Donnelley squinted at it and held out his hand. When Vero hesitated, he said, "If that's what got us both killed, you gotta let me hold it, man."
Vero placed it in Donnelley's palm.
"Is this a camera memory chip?"
"Like it, but much higher density."
Donnelley closed his fingers over it. "You want this to get in the right hands, you gotta let me have it."
Their eyes locked.
"I'll take care of it."
Vero nodded.
Donnelley dropped it into the inside pocket of his jacket. "But if I find out the only thing on it are pictures of your family reunion," he said, "
Vero smiled weakly and turned away.
Donnelley glanced at the police-band radio. It dangled from its bracket under the dash, torn open and gutted.
They'd been driving a long time when Donnelley saw the sign that marked the Georgia-Tennessee border. Given the tenacity of their assailants, he half expected another attack: a fiery ambush or even sudden death from a military-type strike—an Apache attack helicopter or a LAW rocket, maybe. He wouldn't put anything past them after the barrage they'd just let loose on him and Vero.
Time to pull over and let Julia catch up. If he didn't get to a hospital soon, his life would simply drain out of him. But the prospect of letting his guard down on an operating table without someone he trusted standing over him was more nauseating than the lack of blood. Besides, if he was going to die for something, he wanted to make sure it got into the hands of the good guys—whoever they were.
Where I-75 branched east, Donnelley went west, onto I-24 and into the heart of Chattanooga. Green hills rose around them, and a humid, musky aroma of honeysuckle filled the car.
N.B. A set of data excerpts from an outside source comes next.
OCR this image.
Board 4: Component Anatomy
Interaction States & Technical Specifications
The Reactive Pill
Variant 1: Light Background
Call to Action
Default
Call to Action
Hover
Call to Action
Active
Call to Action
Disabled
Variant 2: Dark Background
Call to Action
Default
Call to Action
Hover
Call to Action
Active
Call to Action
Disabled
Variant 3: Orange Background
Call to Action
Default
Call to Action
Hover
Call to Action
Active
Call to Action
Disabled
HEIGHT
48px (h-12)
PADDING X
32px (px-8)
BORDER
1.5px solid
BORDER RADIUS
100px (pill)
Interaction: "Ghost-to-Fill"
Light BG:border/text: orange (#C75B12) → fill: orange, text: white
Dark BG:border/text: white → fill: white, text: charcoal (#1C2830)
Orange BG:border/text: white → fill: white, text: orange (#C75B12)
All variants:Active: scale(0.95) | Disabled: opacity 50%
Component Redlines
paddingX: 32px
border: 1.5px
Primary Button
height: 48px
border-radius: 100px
For the first time in over an hour, he smelled something other than his own blood. He glided into an exit lane and found himself on Belvoir Avenue. Turning east on busy Brainerd Road, he spotted a good place to stop and cranked the wheel into a nearly deserted parking lot. He edged the war-torn sedan into an alley behind a brick building and killed the engine.
He stretched slowly, carefully, testing for aches and discovering which movements caused spears of pain from the wound. He found renewed strength, slightly, in having something to do. He shouldered the door open, the twisted metal popping and screeching. As he stood on shaky legs, he examined the rear of the building: lined with back doors, as he expected. He hoped the one he wanted was unlocked so they could slip in without being exposed to the main street. "Let's go."
"Go where?"
"A bar, my man. A dark, inconspicuous, everybody-minds-his-own-business bar. Last one in buys."
nine
The car was too close to the building for Despesorio Vero to open his own door, so he brushed away pellets of glass and clambered out the driver's side, staying high to avoid the crimson-drenched seat. Lots of blood, smelling like raw meat.
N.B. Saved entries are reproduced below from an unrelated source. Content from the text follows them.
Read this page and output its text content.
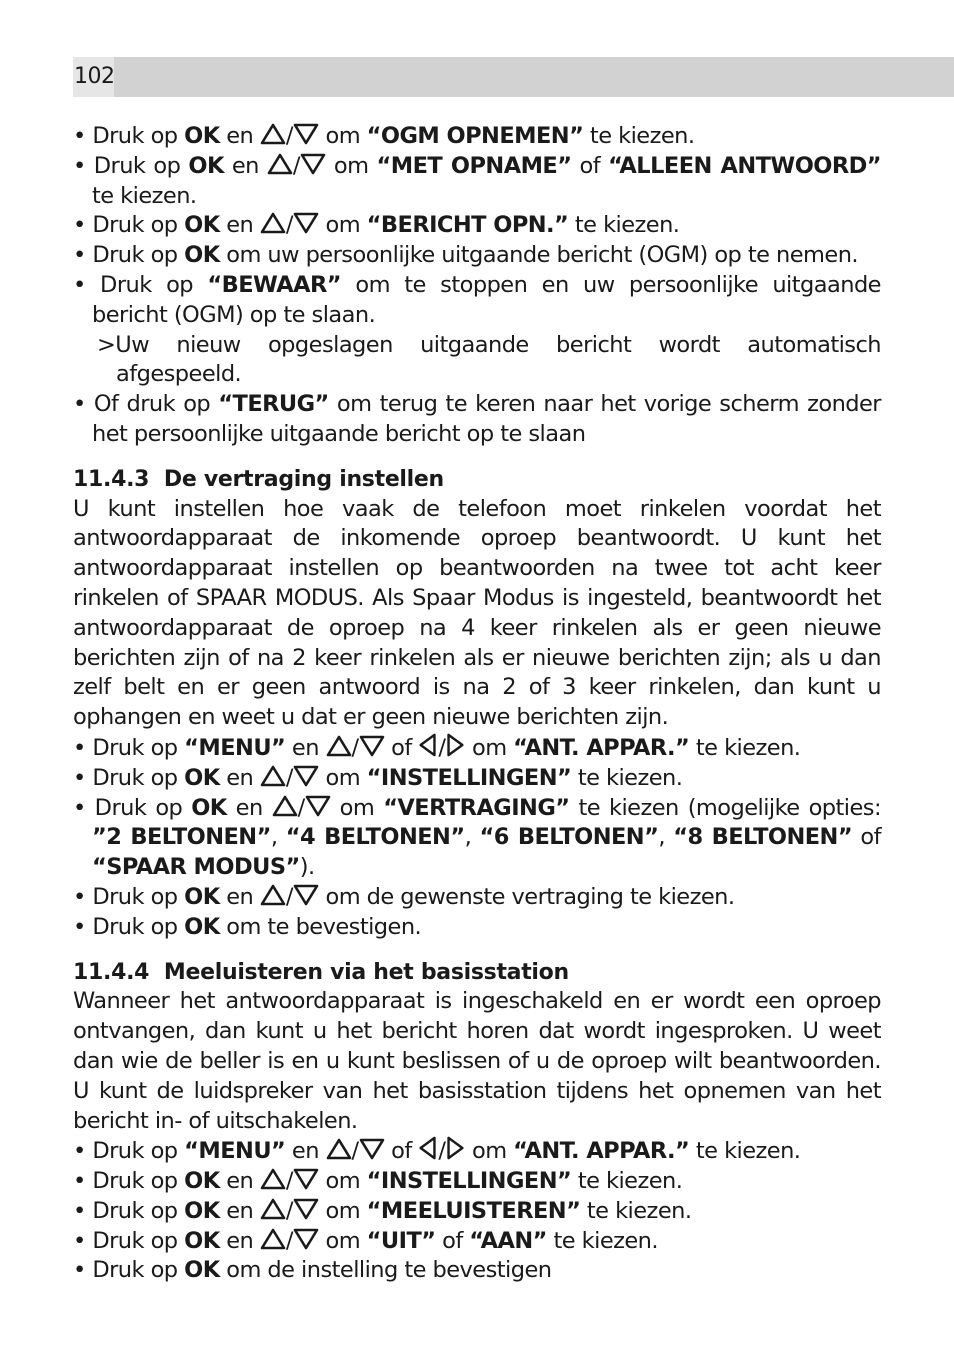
102
• Druk op OK en / om “OGM OPNEMEN” te kiezen.
• Druk op OK en / om “MET OPNAME” of “ALLEEN ANTWOORD” te kiezen.
• Druk op OK en / om “BERICHT OPN.” te kiezen.
• Druk op OK om uw persoonlijke uitgaande bericht (OGM) op te nemen.
• Druk op “BEWAAR” om te stoppen en uw persoonlijke uitgaande bericht (OGM) op te slaan.
>Uw nieuw opgeslagen uitgaande bericht wordt automatisch afgespeeld.
• Of druk op “TERUG” om terug te keren naar het vorige scherm zonder het persoonlijke uitgaande bericht op te slaan
11.4.3 De vertraging instellen
U kunt instellen hoe vaak de telefoon moet rinkelen voordat het antwoordapparaat de inkomende oproep beantwoordt. U kunt het antwoordapparaat instellen op beantwoorden na twee tot acht keer rinkelen of SPAAR MODUS. Als Spaar Modus is ingesteld, beantwoordt het antwoordapparaat de oproep na 4 keer rinkelen als er geen nieuwe berichten zijn of na 2 keer rinkelen als er nieuwe berichten zijn; als u dan zelf belt en er geen antwoord is na 2 of 3 keer rinkelen, dan kunt u ophangen en weet u dat er geen nieuwe berichten zijn.
• Druk op “MENU” en / of / om “ANT. APPAR.” te kiezen.
• Druk op OK en / om “INSTELLINGEN” te kiezen.
• Druk op OK en / om “VERTRAGING” te kiezen (mogelijke opties: ”2 BELTONEN”, “4 BELTONEN”, “6 BELTONEN”, “8 BELTONEN” of “SPAAR MODUS”).
• Druk op OK en / om de gewenste vertraging te kiezen.
• Druk op OK om te bevestigen.
11.4.4 Meeluisteren via het basisstation
Wanneer het antwoordapparaat is ingeschakeld en er wordt een oproep ontvangen, dan kunt u het bericht horen dat wordt ingesproken. U weet dan wie de beller is en u kunt beslissen of u de oproep wilt beantwoorden. U kunt de luidspreker van het basisstation tijdens het opnemen van het bericht in- of uitschakelen.
• Druk op “MENU” en / of / om “ANT. APPAR.” te kiezen.
• Druk op OK en / om “INSTELLINGEN” te kiezen.
• Druk op OK en / om “MEELUISTEREN” te kiezen.
• Druk op OK en / om “UIT” of “AAN” te kiezen.
• Druk op OK om de instelling te bevestigen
He got out of the car in time to see Donnelley disappear into the building. When Vero followed, he entered an office-cum-storage room. Boxes marked pretzels, Margarita mix, and napkins formed makeshift half-walls between steel shelves, file cabinets, and a desk barely visible under a heap of papers and magazines. Donnelley was apologizing to a man in a filthy smock and pushing through another door with a porthole window.
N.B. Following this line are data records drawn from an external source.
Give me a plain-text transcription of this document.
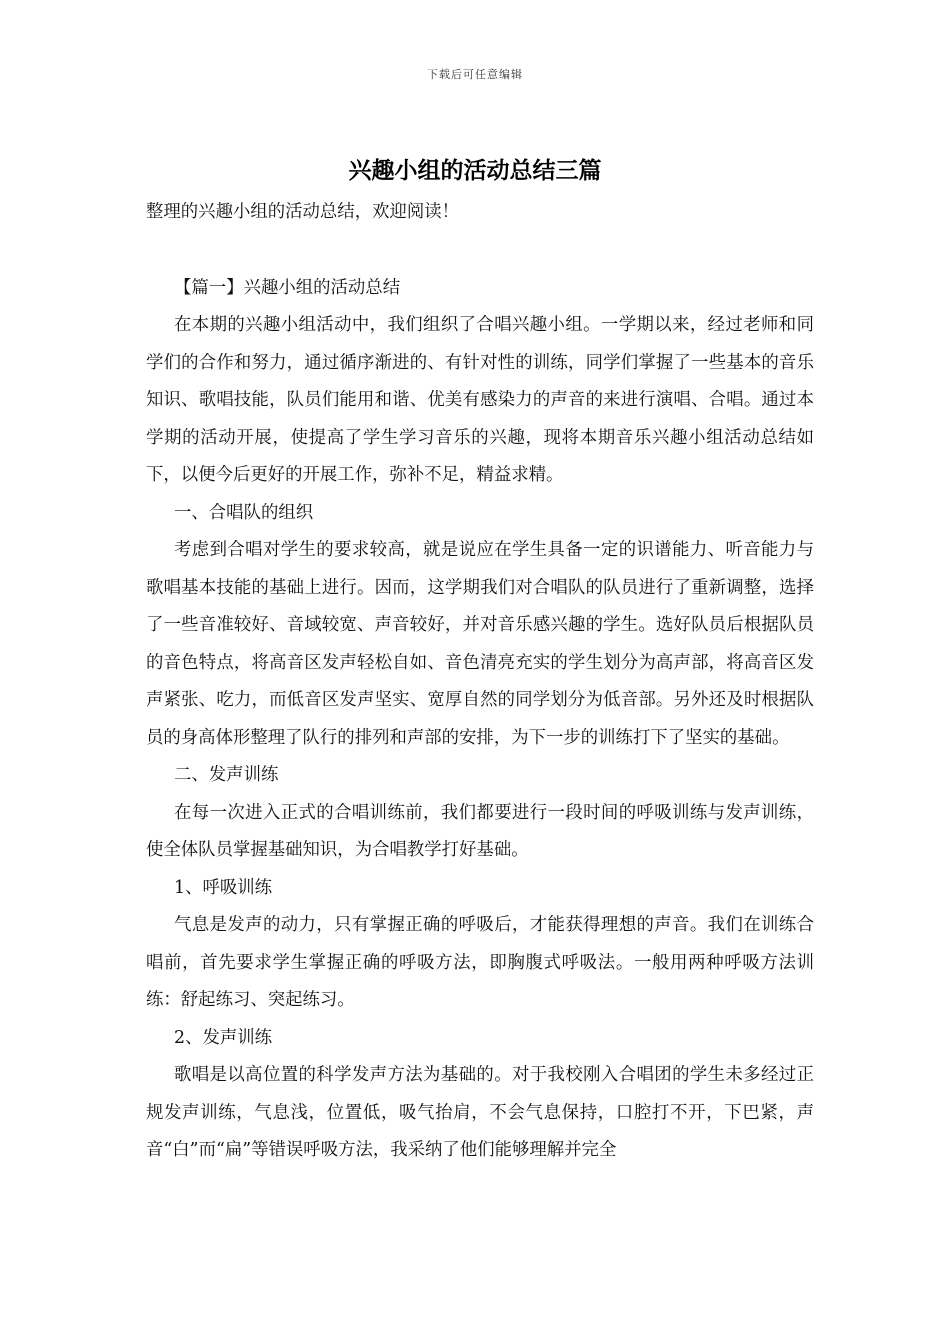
下载后可任意编辑
兴趣小组的活动总结三篇

整理的兴趣小组的活动总结，欢迎阅读！

【篇一】兴趣小组的活动总结

在本期的兴趣小组活动中，我们组织了合唱兴趣小组。一学期以来，经过老师和同学们的合作和努力，通过循序渐进的、有针对性的训练，同学们掌握了一些基本的音乐知识、歌唱技能，队员们能用和谐、优美有感染力的声音的来进行演唱、合唱。通过本学期的活动开展，使提高了学生学习音乐的兴趣，现将本期音乐兴趣小组活动总结如下，以便今后更好的开展工作，弥补不足，精益求精。

一、合唱队的组织

考虑到合唱对学生的要求较高，就是说应在学生具备一定的识谱能力、听音能力与歌唱基本技能的基础上进行。因而，这学期我们对合唱队的队员进行了重新调整，选择了一些音准较好、音域较宽、声音较好，并对音乐感兴趣的学生。选好队员后根据队员的音色特点，将高音区发声轻松自如、音色清亮充实的学生划分为高声部，将高音区发声紧张、吃力，而低音区发声坚实、宽厚自然的同学划分为低音部。另外还及时根据队员的身高体形整理了队行的排列和声部的安排，为下一步的训练打下了坚实的基础。

二、发声训练

在每一次进入正式的合唱训练前，我们都要进行一段时间的呼吸训练与发声训练，使全体队员掌握基础知识，为合唱教学打好基础。

1、呼吸训练

气息是发声的动力，只有掌握正确的呼吸后，才能获得理想的声音。我们在训练合唱前，首先要求学生掌握正确的呼吸方法，即胸腹式呼吸法。一般用两种呼吸方法训练：舒起练习、突起练习。

2、发声训练

歌唱是以高位置的科学发声方法为基础的。对于我校刚入合唱团的学生未多经过正规发声训练，气息浅，位置低，吸气抬肩，不会气息保持，口腔打不开，下巴紧，声音“白”而“扁”等错误呼吸方法，我采纳了他们能够理解并完全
Vero caught the door swinging shut and saw another door closing on his right. A dingy emblem on the door depicted the silhouette of a little boy peeing into a pot. The rest of the bar was equally drab and tasteless. Dim bulbs behind red-tasseled lamp shades barely illuminated each of a dozen maroon vinyl booths, which marched along one wall toward the murky front windows. Chipped Formica tables anchored the booths in place. Opposite the row of booths was a long, scarred wooden bar with uncomfortable-looking stools. Behind the bar, sitting on glass shelves in front of a cloudy mirror, were endless rows of bottles, each looking as forlorn as the folks for whom they waited.